2.2. Applying MIRAGE on SCHEMA Sample

The main challenge in the rare variant association test is the rare number of variants; as a result, many methods suffer the loss of power. Collapsing variants together is a natural way to boost statistical power, such as burden test. To adjust for the covariates effect, SKAT [13], its variant-SKATO [15], STAAR [14], etc., are proposed for rare variant association tests in genomics studies. These methods either do not fully leverage variant functional annotations, or need variant collapsing, with a potential of losing power.
To improve the power in detecting risk genes driven by a sparse number of true risk rare variants and accounting for heterogeneous variant effect, we recently developed a Bayesian–MIRAGE approach [12] for the rare variant association test, which does not need collapsing; rather, it focuses on single variants. MIRAGE is designed for inherited rare variants in family trio samples or rare variants from well-matched case–control data, but it is not able to handle de novo mutations yet. MIRAGE accounts for the heterogeneity of the effect size of rare variants by splitting them into different variant groups, according to their functional annotations, i.e., how likely they are to disrupt the coding protein functions. Within each variant group, rare variants are assumed to share similar effect size; but across different groups, the effect size is assumed to be varying. MIRAGE uses the mixture model to capture the uncertainty that a variant is a risk variant by linking the probability of a variant being a risk variant to its functional annotations. To better estimate the effect size in a variant group, MIRAGE borrows risk information of a gene in the genome.
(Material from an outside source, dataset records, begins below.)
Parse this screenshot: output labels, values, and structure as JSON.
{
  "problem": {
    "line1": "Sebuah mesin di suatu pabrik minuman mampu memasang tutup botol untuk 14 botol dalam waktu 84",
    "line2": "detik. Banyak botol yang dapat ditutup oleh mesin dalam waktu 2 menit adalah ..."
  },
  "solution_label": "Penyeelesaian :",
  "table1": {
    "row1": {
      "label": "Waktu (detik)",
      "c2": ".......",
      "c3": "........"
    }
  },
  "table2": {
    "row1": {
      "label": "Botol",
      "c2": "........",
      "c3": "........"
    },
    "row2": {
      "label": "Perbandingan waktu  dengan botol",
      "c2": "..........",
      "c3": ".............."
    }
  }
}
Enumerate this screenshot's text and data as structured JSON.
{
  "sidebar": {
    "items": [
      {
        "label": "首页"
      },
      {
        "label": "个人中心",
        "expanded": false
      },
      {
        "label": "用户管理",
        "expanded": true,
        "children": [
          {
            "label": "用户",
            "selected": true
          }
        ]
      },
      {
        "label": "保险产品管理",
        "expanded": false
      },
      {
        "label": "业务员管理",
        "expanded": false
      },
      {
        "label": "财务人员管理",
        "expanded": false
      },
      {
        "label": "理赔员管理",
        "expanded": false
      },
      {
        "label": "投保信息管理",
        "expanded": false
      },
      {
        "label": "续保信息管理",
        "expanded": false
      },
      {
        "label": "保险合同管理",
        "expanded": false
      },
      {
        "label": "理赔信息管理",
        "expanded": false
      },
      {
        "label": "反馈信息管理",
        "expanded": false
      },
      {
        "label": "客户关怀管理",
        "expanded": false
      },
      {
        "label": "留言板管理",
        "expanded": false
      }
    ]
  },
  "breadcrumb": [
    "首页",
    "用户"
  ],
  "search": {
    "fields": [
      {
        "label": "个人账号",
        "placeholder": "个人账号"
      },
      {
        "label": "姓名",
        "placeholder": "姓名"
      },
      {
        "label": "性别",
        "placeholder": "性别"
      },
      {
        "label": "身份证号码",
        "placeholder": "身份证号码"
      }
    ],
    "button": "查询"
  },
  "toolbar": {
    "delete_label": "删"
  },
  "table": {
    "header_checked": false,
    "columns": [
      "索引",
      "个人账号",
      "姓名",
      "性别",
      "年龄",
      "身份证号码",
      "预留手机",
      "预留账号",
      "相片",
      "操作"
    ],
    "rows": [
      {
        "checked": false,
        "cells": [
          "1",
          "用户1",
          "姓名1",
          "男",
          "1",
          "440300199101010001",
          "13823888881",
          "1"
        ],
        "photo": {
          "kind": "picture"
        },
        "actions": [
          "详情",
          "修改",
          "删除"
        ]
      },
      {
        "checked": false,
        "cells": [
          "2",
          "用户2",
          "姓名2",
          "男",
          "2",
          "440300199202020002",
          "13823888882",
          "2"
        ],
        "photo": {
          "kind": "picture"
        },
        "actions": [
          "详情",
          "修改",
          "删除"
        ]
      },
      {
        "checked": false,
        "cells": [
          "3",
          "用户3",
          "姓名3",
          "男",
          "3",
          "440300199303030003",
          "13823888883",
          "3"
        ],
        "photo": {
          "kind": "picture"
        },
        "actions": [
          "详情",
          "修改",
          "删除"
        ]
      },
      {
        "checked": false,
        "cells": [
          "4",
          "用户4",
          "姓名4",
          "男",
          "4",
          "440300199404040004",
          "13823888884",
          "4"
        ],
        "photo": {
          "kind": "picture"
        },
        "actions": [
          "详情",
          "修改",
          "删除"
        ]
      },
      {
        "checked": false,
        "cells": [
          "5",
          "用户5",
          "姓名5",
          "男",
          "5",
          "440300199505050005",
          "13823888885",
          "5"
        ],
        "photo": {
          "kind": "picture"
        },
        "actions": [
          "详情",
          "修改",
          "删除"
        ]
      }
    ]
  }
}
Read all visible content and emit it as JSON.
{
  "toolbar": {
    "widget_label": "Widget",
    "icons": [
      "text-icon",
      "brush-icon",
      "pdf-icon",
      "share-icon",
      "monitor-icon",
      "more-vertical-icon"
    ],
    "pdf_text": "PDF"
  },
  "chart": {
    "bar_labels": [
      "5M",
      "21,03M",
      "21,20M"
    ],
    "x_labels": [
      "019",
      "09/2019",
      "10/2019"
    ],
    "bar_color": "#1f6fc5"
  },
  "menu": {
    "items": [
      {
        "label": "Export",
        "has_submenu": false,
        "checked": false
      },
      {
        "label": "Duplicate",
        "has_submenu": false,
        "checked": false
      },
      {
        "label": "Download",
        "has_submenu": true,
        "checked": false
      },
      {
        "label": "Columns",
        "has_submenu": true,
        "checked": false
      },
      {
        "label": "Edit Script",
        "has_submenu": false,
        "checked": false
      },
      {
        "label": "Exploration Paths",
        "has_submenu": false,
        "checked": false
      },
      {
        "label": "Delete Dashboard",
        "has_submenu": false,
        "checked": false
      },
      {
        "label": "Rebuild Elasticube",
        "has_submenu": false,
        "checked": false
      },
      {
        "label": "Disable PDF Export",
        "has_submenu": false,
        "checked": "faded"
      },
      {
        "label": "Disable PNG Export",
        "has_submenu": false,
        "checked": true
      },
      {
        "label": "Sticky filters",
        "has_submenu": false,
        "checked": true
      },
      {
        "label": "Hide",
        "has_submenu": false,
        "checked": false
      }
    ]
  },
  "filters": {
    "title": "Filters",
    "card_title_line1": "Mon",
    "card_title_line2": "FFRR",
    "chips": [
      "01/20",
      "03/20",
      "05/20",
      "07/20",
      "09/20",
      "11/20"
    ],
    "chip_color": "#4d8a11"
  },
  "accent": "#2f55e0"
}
The effect sizes of rare variants—e.g., the proportion of risk variants in every variant group and the probability of a gene that is a risk gene—are reported as the MIRAGE output; based on these information, we can calculate the Bayes factor (BF) for every gene and nominate candidate risk genes by Bayesian FDR.

3. Results

3.1. MIRAGE Identifies Novel Putative Risk Genes for Schizophrenia

It is known that the pathogenic effects of rare variants are heterogeneous, e.g., the effect size of PTV (protein truncating variants) differs dramatically from missense variants; therefore, ref. [9] splits rare variants into different variant classes, such as PTV and missense variants. Within each variant class, the burden test—which collapses a set of rare variants into a single score—was used to calculate the p values. The burden test implicitly assumes that all the rare variants that are to be collapsed are risk variants, which is too strict because most of rare variants could be non-functional [9,10,11]. In this paper, we applied MIRAGE which is powerful in detecting sparse risk variants in the SCHEMA case–control sample using same definitions of variant classes, i.e., three variant groups, PTV, M P C > 3, and MPC 2–3 with an MPC pathogenicity score [16], with the aim of better accounting for the heterogeneity of the variant effect. Furthermore, only ultra-rare variants with a minor allele count no more than 5 are retained for the analysis, as in [9].
Instead of searching through all the genes in the genome-wide database, we restricted the analysis to over 3000 constraint genes with p L I > 0.9 in [17], similarly as in [9], because most genetic signals are believed to be concentrated on constraint genes [18]. Since PTV and missense variants with M P C > 3 show similar burden in SCHEMA analysis, we combined these two variant classes into one group (class I variants), and missense variants (class II variants) with MPC 2–3 were in another group. MIRAGE was run on these two variant classes over constraint genes. The relative risk, γ ¯ , of every variant group was determined, as hyperparameters were set at 3, 1 for variant class I and II, respectively, and were used as input to run MIRAGE. The larger the γ ¯ , the more likely it is for the variant to a risk variant; MIRAGE is demonstrated to be robust to the choices of hyperparameters as long as they are reasonably close to the underlying true values [12]; these are typically unknown, but could be estimated by empirical studies. More implementation details of MIRAGE are available in [12]. As for class I variants, other choices of hyperparameters, e.g., 4, 5, were also considered, but there were no significant changes in the parameter estimates (see in Supplementary Figure S1); in particular, the proportion of risk genes, δ , and the proportion of risk variants in variant class II, η 2 , supporting the robustness of MIRAGE. The hyperparameter of 1 for class II is used because it is not expected to have significant amount of risk variants due to the low MPC score.
It was estimated by MIRAGE that 45.1% constraint genes, i.e., nearly 1500 genes in total are involved in conferring risk to schizophrenia. Interestingly, this number is consistent with the estimated number of SCZ risk genes in other independent studies [19] and autism risk genes in [20]. As expected, class I variants has as high as 67.66% (with p < 10 10 ) variants estimated to be risk variants (Figure 1), while the proportion of risk variants in class II drops substantially to 8.1%, without statistical significance (Figure 1); this suggests that there is no significant amount of risk variants in the class II variant group, which is in agreement with the low burden of variants in this group [9]. Therefore, the Bayes factor of a gene is largely contributed by the class I variant group, which is consistent with the burden results of these two variant groups in the SCHEMA paper [9], where the burden of a gene is mostly from the class I variant group. With the estimated proportion of risk genes, the δ , and the proportion of risk variants in every variant class, η 1 , η 2 , the Bayes factors of every gene could be calculated by MIRAGE. Bayesian FDR, such as F D R < 5 % , was used to nominate the candidate risk genes.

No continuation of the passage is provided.